In the ESV, Mark and Matthew label them 'robbers' and Luke calls them 'criminals.' I have yet to find another instance in Israel (before, during and after Pilate's governorship) where thievery alone resulted in crucifixion, so there has to be more than this. 

If they were only robbers, then they likely were caught stealing from the Romans. Perhaps they were trying to steal weapons or supplies. Whatever the charge, it is completely unlikely that the Romans sentenced these two criminals for acts of thievery against the Jews; to die as an enemy of the state meant they had to have been complicit in crimes against the Romans, so they too were likely zealots. 
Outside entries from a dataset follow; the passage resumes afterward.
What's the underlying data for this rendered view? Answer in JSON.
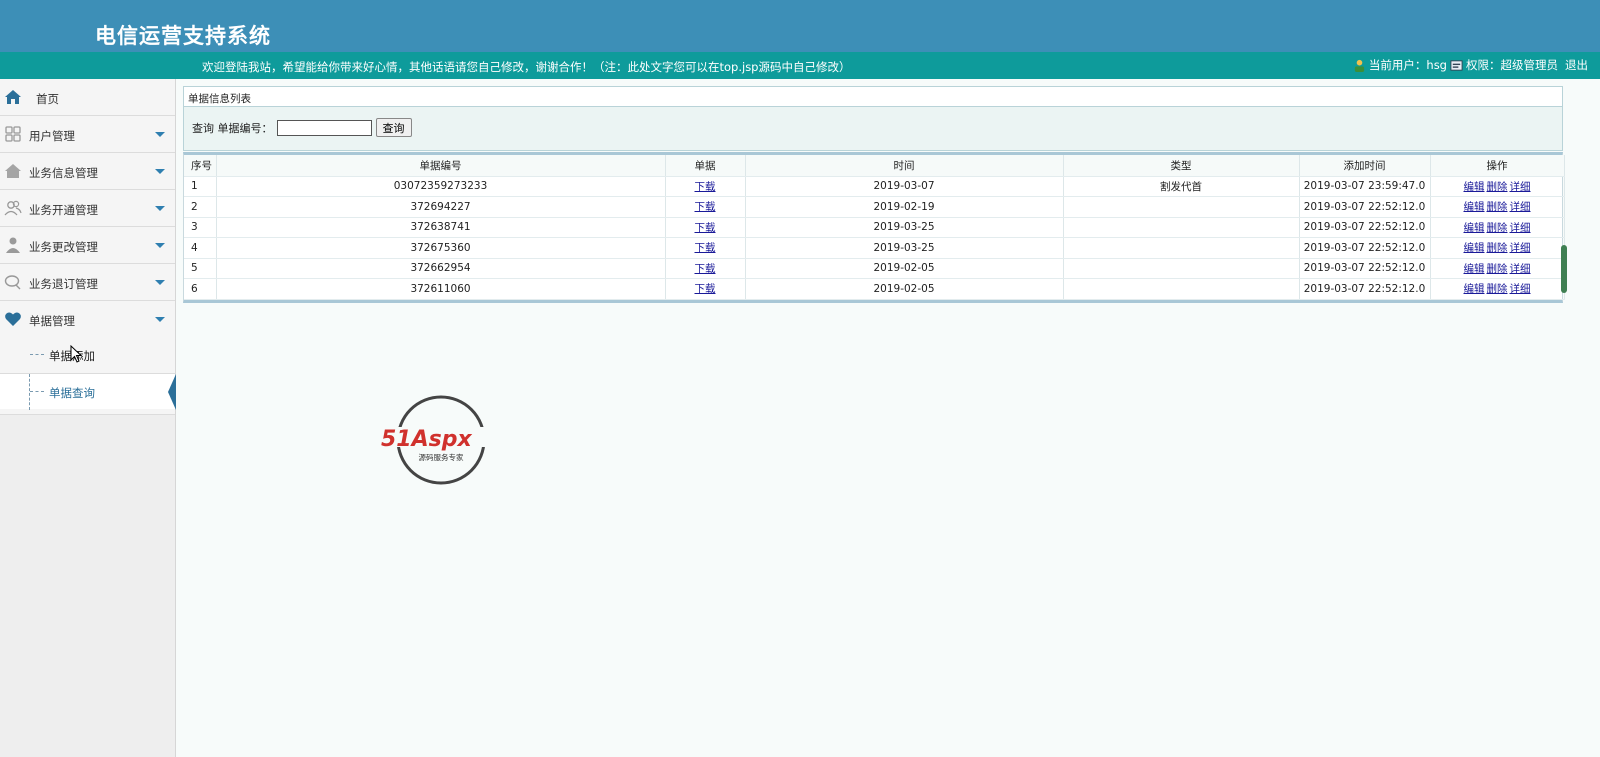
{
  "app": {
    "title": "电信运营支持系统",
    "welcome": "欢迎登陆我站，希望能给你带来好心情，其他话语请您自己修改，谢谢合作！（注：此处文字您可以在top.jsp源码中自己修改）",
    "current_user_label": "当前用户：hsg",
    "permission_label": "权限：超级管理员",
    "logout": "退出"
  },
  "sidebar": {
    "items": [
      {
        "label": "首页",
        "icon": "home-icon"
      },
      {
        "label": "用户管理",
        "icon": "grid-icon"
      },
      {
        "label": "业务信息管理",
        "icon": "house-icon"
      },
      {
        "label": "业务开通管理",
        "icon": "users-icon"
      },
      {
        "label": "业务更改管理",
        "icon": "person-icon"
      },
      {
        "label": "业务退订管理",
        "icon": "chat-icon"
      },
      {
        "label": "单据管理",
        "icon": "heart-icon"
      }
    ],
    "sub_items": [
      {
        "label": "单据添加"
      },
      {
        "label": "单据查询"
      }
    ]
  },
  "panel": {
    "title": "单据信息列表",
    "search_label": "查询 单据编号：",
    "search_value": "",
    "search_button": "查询"
  },
  "table": {
    "headers": [
      "序号",
      "单据编号",
      "单据",
      "时间",
      "类型",
      "添加时间",
      "操作"
    ],
    "rows": [
      {
        "no": "1",
        "code": "03072359273233",
        "file": "下载",
        "date": "2019-03-07",
        "type": "割发代首",
        "added": "2019-03-07 23:59:47.0"
      },
      {
        "no": "2",
        "code": "372694227",
        "file": "下载",
        "date": "2019-02-19",
        "type": "",
        "added": "2019-03-07 22:52:12.0"
      },
      {
        "no": "3",
        "code": "372638741",
        "file": "下载",
        "date": "2019-03-25",
        "type": "",
        "added": "2019-03-07 22:52:12.0"
      },
      {
        "no": "4",
        "code": "372675360",
        "file": "下载",
        "date": "2019-03-25",
        "type": "",
        "added": "2019-03-07 22:52:12.0"
      },
      {
        "no": "5",
        "code": "372662954",
        "file": "下载",
        "date": "2019-02-05",
        "type": "",
        "added": "2019-03-07 22:52:12.0"
      },
      {
        "no": "6",
        "code": "372611060",
        "file": "下载",
        "date": "2019-02-05",
        "type": "",
        "added": "2019-03-07 22:52:12.0"
      }
    ],
    "ops": {
      "edit": "编辑",
      "delete": "删除",
      "detail": "详细"
    }
  },
  "watermark": {
    "brand": "51Aspx",
    "slogan": "源码服务专家"
  },
  "colors": {
    "header": "#3d8fb7",
    "infobar": "#0e9b9b",
    "accent": "#2b6f99"
  }
}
Thirdly, to show his anger and and revenge against the Sanhedrin for what they compelled him do, I believe that Pilate crucified these two zealots alongside Jesus as a message that he would punish anyone who were true enemies of Rome. 

The main reason why I am writing this, is that Christ's death served to show us that his primary mission was not to establish a religious, structured regime in Israel. He wasn't there to overthrow the Roman empire and end the brutal occupation of Israel.

He came to earth to bring salvation firstly to Jews, the descendants of Abraham. Then these converts (who previously followed the law of Moses) brought salvation to the Gentiles. Now God wants the work to continue so that everyone, including the Jews - both inside and outside the land of Israel may have salvation.

I believe many Christians are confused about this. Instead of focusing on bringing the Gospel message to those whom Christ first came for, they're focused on the zealots' mission: liberating Israel from oppressors and establishing an independent state with its own government. Look at the Old Testament. Did God ever need an outside nation to come to Israel's defense, because His power was inadequate to rescue them? Were there not battles that God fought for Israel when they didn't even have to lift a single sword?

Whenever Israel was on God's side, He protected them and the nation flourished. When they turned away from Him, He lifted His protection and they paid for it with loss of life, possessions and land. 

Is Zionism what Christians should vigilantly and militantly support?

If this is what Christ came for, then that's what he would have done. But he didn't, so neither should we be focused on Zionism; we should work on continuing the ministry of Jesus Christ and bring salvation to all.